Kenya Follows Nigeria on Electronic Tax, hits Mobile Money with 2% Transfer Tax

There is one area I have sympathy for African telecom operations: multiple and excessive taxes and fees. Sure, I do know that customers do end up paying those fees and taxes since the operators transfer them into their pricing models. But that does not mean that it does not hurt the operators; some customers may drop the services if the fees are high which would not have arisen if the telcos did not increase prices to cover the fees and taxes.

According to ATCON, a telecom industry association in Nigeria, operators are exposed to dozens of fees and taxes. Nigeria upped the game recently with 0.005% on electronic transaction bringing everyone in the party, from fintech to banks. Around the continent, it is the same story: telecommunication sector is the default industry to fund one (small) government idea or another, via fees or taxes.  With millions of users in the networks, enact the fees, money flows in days into government purses.

The Association of Telecommunications Companies of Nigeria (ATCON) hates that because it would make your phone calls and browsing more expensive since telcos would pass the costs to you. Banks, insurers and fintechs would also help to collect the new levies since anything electronic transaction would be levied the 0.005%.

But what is happening in Kenya is taking this to the next level: 2% mobile money tax on transfers.

A proposed tax increase on mobile money transfers in Kenya is drawing protests from several services, including M-Pesa.

As part of a new tax proposal to raise government revenues, Kenya’s government is pushing to raise duties on mobile cash transfers by 2%. The government expects to net around $270 million in additional revenues and claims the extra income will fund a universal health care program to cover all households by 2022.

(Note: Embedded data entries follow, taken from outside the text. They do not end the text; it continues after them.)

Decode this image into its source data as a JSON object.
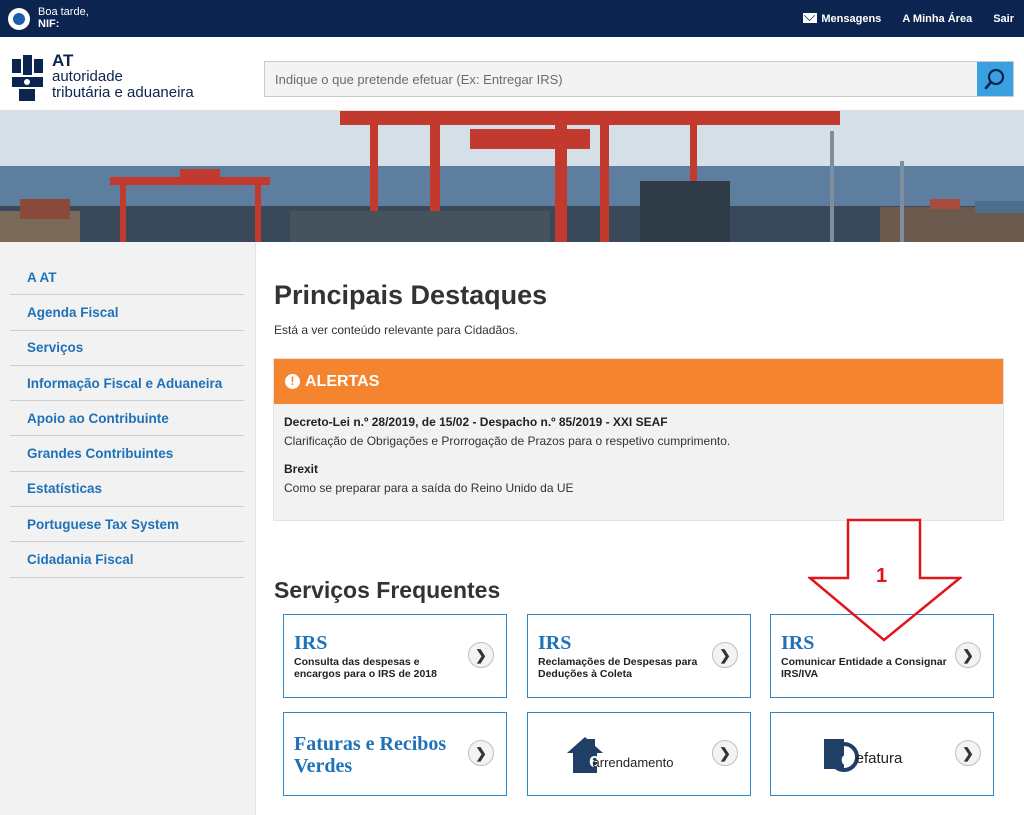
{
  "topbar": {
    "greeting": "Boa tarde,",
    "nif_label": "NIF:",
    "messages": "Mensagens",
    "my_area": "A Minha Área",
    "logout": "Sair"
  },
  "logo": {
    "line1": "AT",
    "line2": "autoridade",
    "line3": "tributária e aduaneira"
  },
  "search": {
    "placeholder": "Indique o que pretende efetuar (Ex: Entregar IRS)"
  },
  "sidebar": {
    "items": [
      {
        "label": "A AT"
      },
      {
        "label": "Agenda Fiscal"
      },
      {
        "label": "Serviços"
      },
      {
        "label": "Informação Fiscal e Aduaneira"
      },
      {
        "label": "Apoio ao Contribuinte"
      },
      {
        "label": "Grandes Contribuintes"
      },
      {
        "label": "Estatísticas"
      },
      {
        "label": "Portuguese Tax System"
      },
      {
        "label": "Cidadania Fiscal"
      }
    ]
  },
  "main": {
    "title": "Principais Destaques",
    "subtitle": "Está a ver conteúdo relevante para Cidadãos.",
    "alerts": {
      "header": "ALERTAS",
      "items": [
        {
          "title": "Decreto-Lei n.º 28/2019, de 15/02 - Despacho n.º 85/2019 - XXI SEAF",
          "desc": "Clarificação de Obrigações e Prorrogação de Prazos para o respetivo cumprimento."
        },
        {
          "title": "Brexit",
          "desc": "Como se preparar para a saída do Reino Unido da UE"
        }
      ]
    },
    "services_title": "Serviços Frequentes",
    "cards": [
      {
        "heading": "IRS",
        "desc": "Consulta das despesas e encargos para o IRS de 2018"
      },
      {
        "heading": "IRS",
        "desc": "Reclamações de Despesas para Deduções à Coleta"
      },
      {
        "heading": "IRS",
        "desc": "Comunicar Entidade a Consignar IRS/IVA"
      },
      {
        "heading": "Faturas e Recibos Verdes"
      },
      {
        "brand_prefix": "e",
        "brand": "arrendamento"
      },
      {
        "brand_prefix": "e",
        "brand": "efatura"
      }
    ]
  },
  "annotation": {
    "number": "1",
    "color": "#e0161b"
  },
  "colors": {
    "topbar": "#0b2550",
    "link": "#1f71b8",
    "alert": "#f5842e",
    "search_button": "#3aa0e0"
  }
}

I hope they do not do it. If they do, some of the gains via mobile money could be gone. That is exactly what Safaricom, the owner of MPESA, noted: ‘it will “negatively impact mobile-led transfer services and payments” and reverse the gains of financial inclusion by making it more expensive to conduct business transactions and make payments using mobile money services”.

MPESA leads Kenya’s mobile money market. I do hope government understands the risks of making transfer very expensive for the citizens. Excessive mobile money tax will not help the poorer citizens; most would go unbanked!